Robert Enlow is the president and CEO of EdChoice, which supports programs like Tennessee’s that offer taxpayer-funded choices beyond traditional public schools. He says ESAs are already becoming entrenched in the nation’s K-12 landscape. For instance, Arizona, Arkansas, Florida, Iowa, South Carolina, Utah, and West Virginia now offer ESAs for most or all of their families.

Nineteen states are expanding their school choice programs in 2023, according to a national campaign to promote awareness about education options. (Courtesy of State of Tennessee)

But Enlow cautions that “the devil is in the details.” There must be transparency, clarity, competence, and communication about payment options and processes, the appropriate use of ESA funds, and timely disbursements to private schools and other vendors offering private services.

“Passing strong ESA laws is hard, but implementing these programs with excellence is harder,” Enlow said. “The details of implementation have to be done well.”

Early reports of fraud in Arizona’s voucher program or delayed IEA payments in Tennessee haven’t helped to build trust with either the public or providers.
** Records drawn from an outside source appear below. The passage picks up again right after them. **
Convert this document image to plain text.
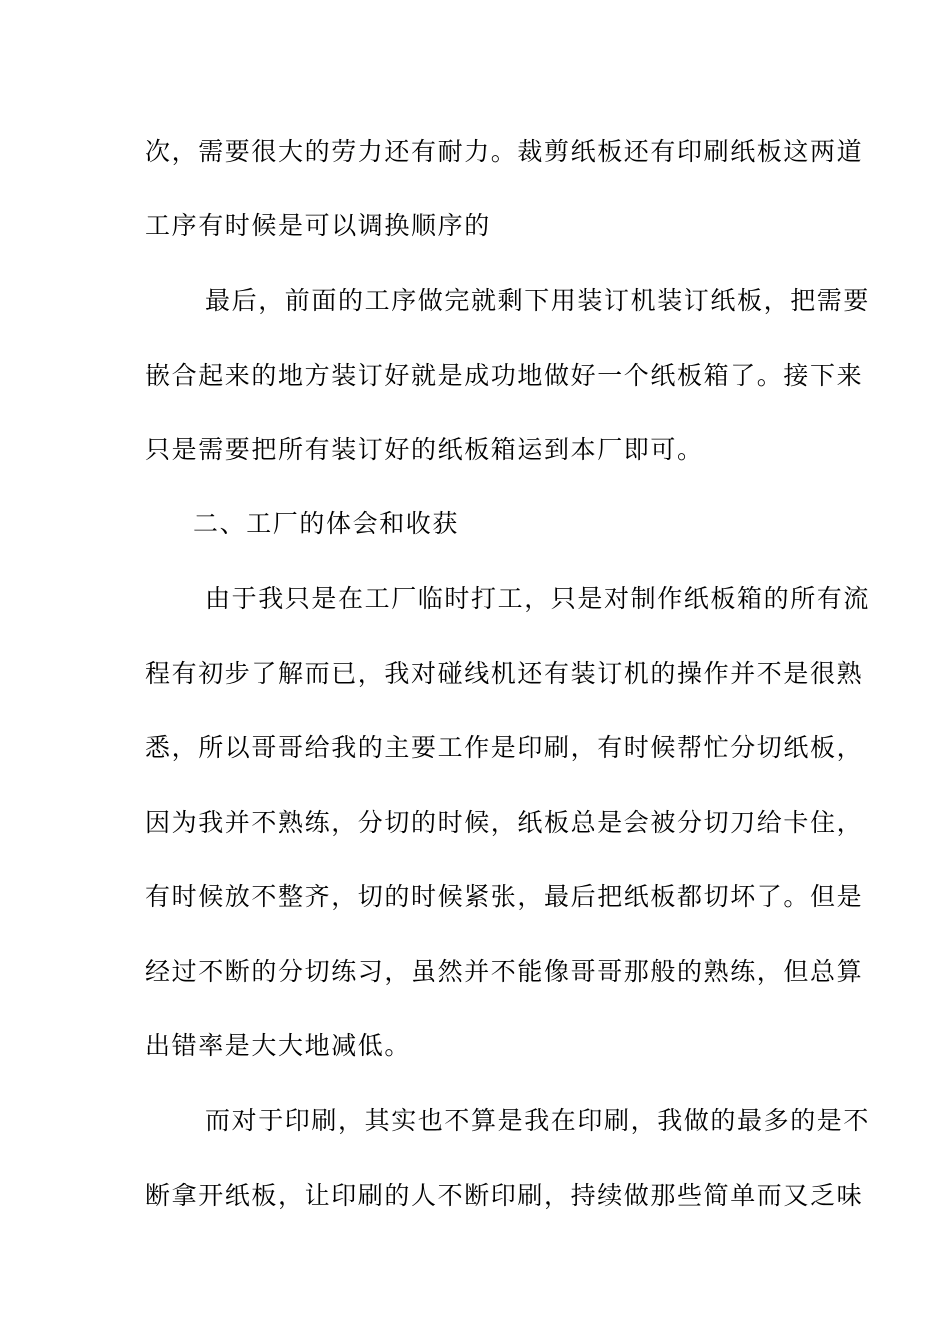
次，需要很大的劳力还有耐力。裁剪纸板还有印刷纸板这两道
工序有时候是可以调换顺序的
最后，前面的工序做完就剩下用装订机装订纸板，把需要
嵌合起来的地方装订好就是成功地做好一个纸板箱了。接下来
只是需要把所有装订好的纸板箱运到本厂即可。
二、工厂的体会和收获
由于我只是在工厂临时打工，只是对制作纸板箱的所有流
程有初步了解而已，我对碰线机还有装订机的操作并不是很熟
悉，所以哥哥给我的主要工作是印刷，有时候帮忙分切纸板，
因为我并不熟练，分切的时候，纸板总是会被分切刀给卡住，
有时候放不整齐，切的时候紧张，最后把纸板都切坏了。但是
经过不断的分切练习，虽然并不能像哥哥那般的熟练，但总算
出错率是大大地减低。
而对于印刷，其实也不算是我在印刷，我做的最多的是不
断拿开纸板，让印刷的人不断印刷，持续做那些简单而又乏味
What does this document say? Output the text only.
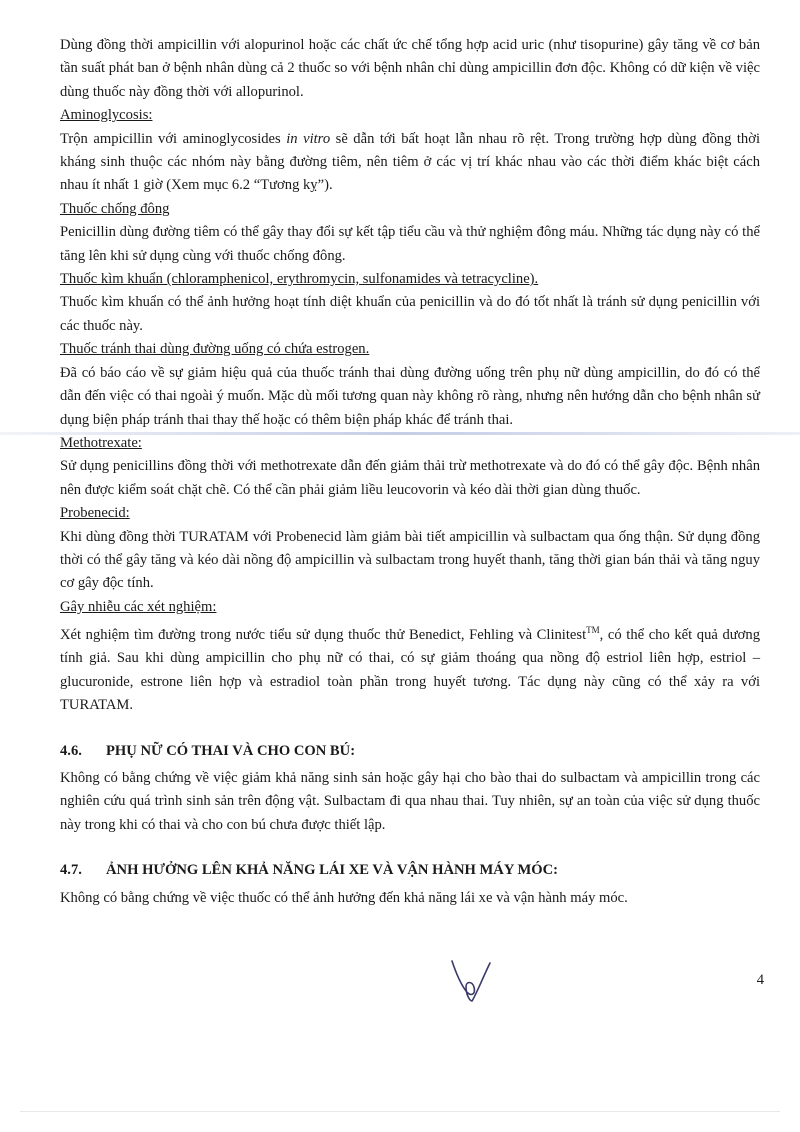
Dùng đồng thời ampicillin với alopurinol hoặc các chất ức chế tổng hợp acid uric (như tisopurine) gây tăng về cơ bản tần suất phát ban ở bệnh nhân dùng cả 2 thuốc so với bệnh nhân chỉ dùng ampicillin đơn độc. Không có dữ kiện về việc dùng thuốc này đồng thời với allopurinol.

Aminoglycosis:

Trộn ampicillin với aminoglycosides in vitro sẽ dẫn tới bất hoạt lẫn nhau rõ rệt. Trong trường hợp dùng đồng thời kháng sinh thuộc các nhóm này bằng đường tiêm, nên tiêm ở các vị trí khác nhau vào các thời điểm khác biệt cách nhau ít nhất 1 giờ (Xem mục 6.2 “Tương kỵ”).

Thuốc chống đông

Penicillin dùng đường tiêm có thể gây thay đổi sự kết tập tiểu cầu và thử nghiệm đông máu. Những tác dụng này có thể tăng lên khi sử dụng cùng với thuốc chống đông.

Thuốc kìm khuẩn (chloramphenicol, erythromycin, sulfonamides và tetracycline).

Thuốc kìm khuẩn có thể ảnh hưởng hoạt tính diệt khuẩn của penicillin và do đó tốt nhất là tránh sử dụng penicillin với các thuốc này.

Thuốc tránh thai dùng đường uống có chứa estrogen.

Đã có báo cáo về sự giảm hiệu quả của thuốc tránh thai dùng đường uống trên phụ nữ dùng ampicillin, do đó có thể dẫn đến việc có thai ngoài ý muốn. Mặc dù mối tương quan này không rõ ràng, nhưng nên hướng dẫn cho bệnh nhân sử dụng biện pháp tránh thai thay thế hoặc có thêm biện pháp khác để tránh thai.

Methotrexate:

Sử dụng penicillins đồng thời với methotrexate dẫn đến giảm thải trừ methotrexate và do đó có thể gây độc. Bệnh nhân nên được kiểm soát chặt chẽ. Có thể cần phải giảm liều leucovorin và kéo dài thời gian dùng thuốc.

Probenecid:

Khi dùng đồng thời TURATAM với Probenecid làm giảm bài tiết ampicillin và sulbactam qua ống thận. Sử dụng đồng thời có thể gây tăng và kéo dài nồng độ ampicillin và sulbactam trong huyết thanh, tăng thời gian bán thải và tăng nguy cơ gây độc tính.

Gây nhiễu các xét nghiệm:

Xét nghiệm tìm đường trong nước tiểu sử dụng thuốc thử Benedict, Fehling và Clinitest™, có thể cho kết quả dương tính giả. Sau khi dùng ampicillin cho phụ nữ có thai, có sự giảm thoáng qua nồng độ estriol liên hợp, estriol – glucuronide, estrone liên hợp và estradiol toàn phần trong huyết tương. Tác dụng này cũng có thể xảy ra với TURATAM.

4.6.	PHỤ NỮ CÓ THAI VÀ CHO CON BÚ:

Không có bằng chứng về việc giảm khả năng sinh sản hoặc gây hại cho bào thai do sulbactam và ampicillin trong các nghiên cứu quá trình sinh sản trên động vật. Sulbactam đi qua nhau thai. Tuy nhiên, sự an toàn của việc sử dụng thuốc này trong khi có thai và cho con bú chưa được thiết lập.

4.7.	ẢNH HƯỞNG LÊN KHẢ NĂNG LÁI XE VÀ VẬN HÀNH MÁY MÓC:

Không có bằng chứng về việc thuốc có thể ảnh hưởng đến khả năng lái xe và vận hành máy móc.

4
And the logistics of managing ESAs can be daunting, including determining which educational expenses are allowable, as states put purchasing power directly in the hands of families.

At the same time, Enlow points out that the vendor pool for automating ESA services is young compared with, say, companies that manage third-party payments for large government programs such as Medicaid. 

“It’s pretty early, which is another reason why we should be patient,” Enlow said. “These things do take time.”